Pour son troisième album Sadela (ces deux-là en créole), le duo romand The Two, né d’une rencontre entre Yannick Nanette et Thierry Jaccard, propose un voyage musical dans les Mascareignes. Plus qu’une esthétique nouvelle, leur album, enregistré et arrangé sous la direction de David Donatien, fait défiler des pièces aux multiples couleurs, en écho à l’imaginaire de la « créolisation » du monde, suivant le poète Edouard Glissant.
Retour sur dix ans de carrière : le Mauricien Yannick Nanette quitte son île natale pour étudier les arts visuels en Suisse. Mais sa route prend une autre direction lorsqu’il rencontre Thierry Jaccard à son arrivée à Sierre, ville suisse. Les deux musiciens partagent la même passion pour le blues et cheminent ensemble avec leurs guitares dans les petits clubs et sur les grandes scènes. Plus de 800 concerts en Europe, aux États-Unis et au Canada, ainsi que deux albums, avant de plonger dans les racines créoles, la langue, l’histoire. Un voyage qui les entraînera dans le blues, le maloya, le séga, issus de l’esclavage. Une envie aussi d’explorer une nouvelle esthétique, de nouveaux paysages sonores, de nouvelles couleurs et textures.
Durant le confinement, Yannick Nanette est confronté à la maladie de son père et se rend régulièrement à son chevet. En quarantaine, il se concentre sur ses textes, chants et guitare, laissant les rythmiques à Thierry Jaccard. Au cœur d’une expérience intime et douloureuse, « c’est une cascade de mots qui est sortie de lui… Et quand j’ai lu ses textes, vu leur profondeur, c’était évident que l’album, ça serait ça. Tout faisait sens…», dira Thierry Jaccard en entretien. La nostalgie du pays, la famille, l’amour, la vie, la mort sont les grands thèmes que l’on trouve sur Sadela, un album de dix titres servi par une écriture intime au rythme de la guitare acoustique. Avec Mama Nette, Emy, Tiombo, Fam kouma ou, c’est l’ambiance chaleureuse de la vie dans l’océan Indien qui est portée à nos oreilles. « Ki pe fer, ki pe cuit ? Savate dan lipie, saler là-bas manque mwa… mo savate kote ? Ici mo pe pense mo pei… »
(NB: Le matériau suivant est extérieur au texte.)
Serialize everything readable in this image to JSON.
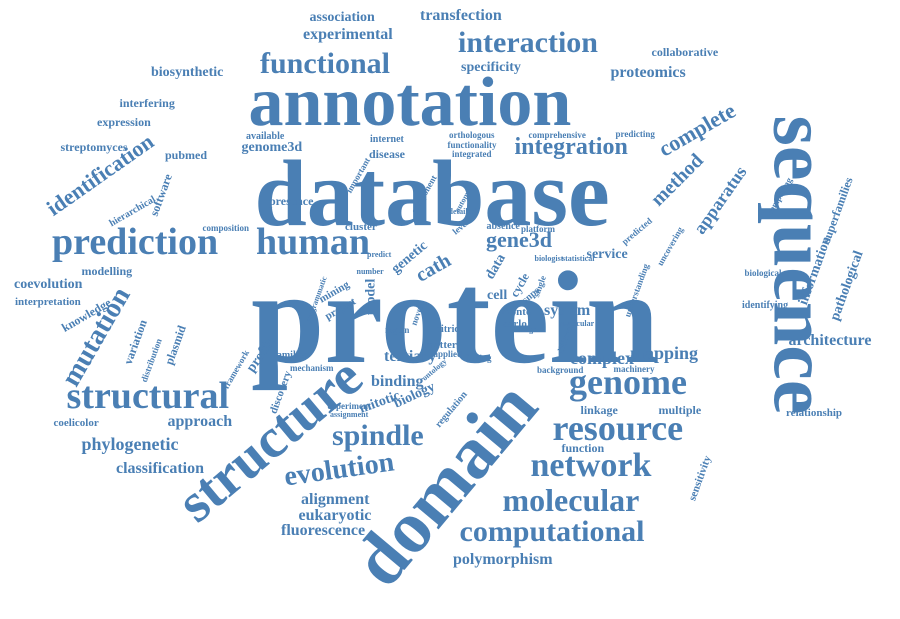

Sadela révèle la nostalgie de la vie insulaire. Le nouvel album du groupe The Two se signale par son ambiance d’une absolue cohérence de bout en bout : compositions originales en créole distillant leur charme doucement mélancolique sous les pas du soliste Yannick Nanette, au lyrisme inné, au timbre de voix chaud, relevé d’une pointe de vibrato qui donne sa pleine mesure expressive au disque. Et l’on trouve des images (Maurice), des sons (le créole) et des sensations qui serrent le cœur. La créolité stimule l’imaginaire fiévreux de ces guitaristes expressifs.
Les fructueuses rencontres entre Maurice et l’Europe sont toujours l’occasion d’explorer de nouveaux paysages sonores. Yannick Nanette et Thierry Jaccard sont parvenus à créer un univers sonore par une production acoustique, innovant et cohérent, combinant les multiples influences (blues, maloya, séga) dans une sorte de fusion ultime. Un disque d’une grande poésie qui fait défiler des pièces aux multiples couleurs (créolité, esclavage, l’esthétique du label) avec une émotion toujours palpable. La tranquillité du phrasé de Yannick Nanette, la mélodie de ses compositions, jouant sur les couleurs et les textures, les rythmes et les harmonies font que le disque évolue tel le continuum d’un rêve éveillé grâce à la gravité de la voix. Ce n’est pas un virage musical mais l’envie d’explorer l’ailleurs, de traduire la complexité du monde contemporain à l’ère des identités transnationales et des mouvements de population.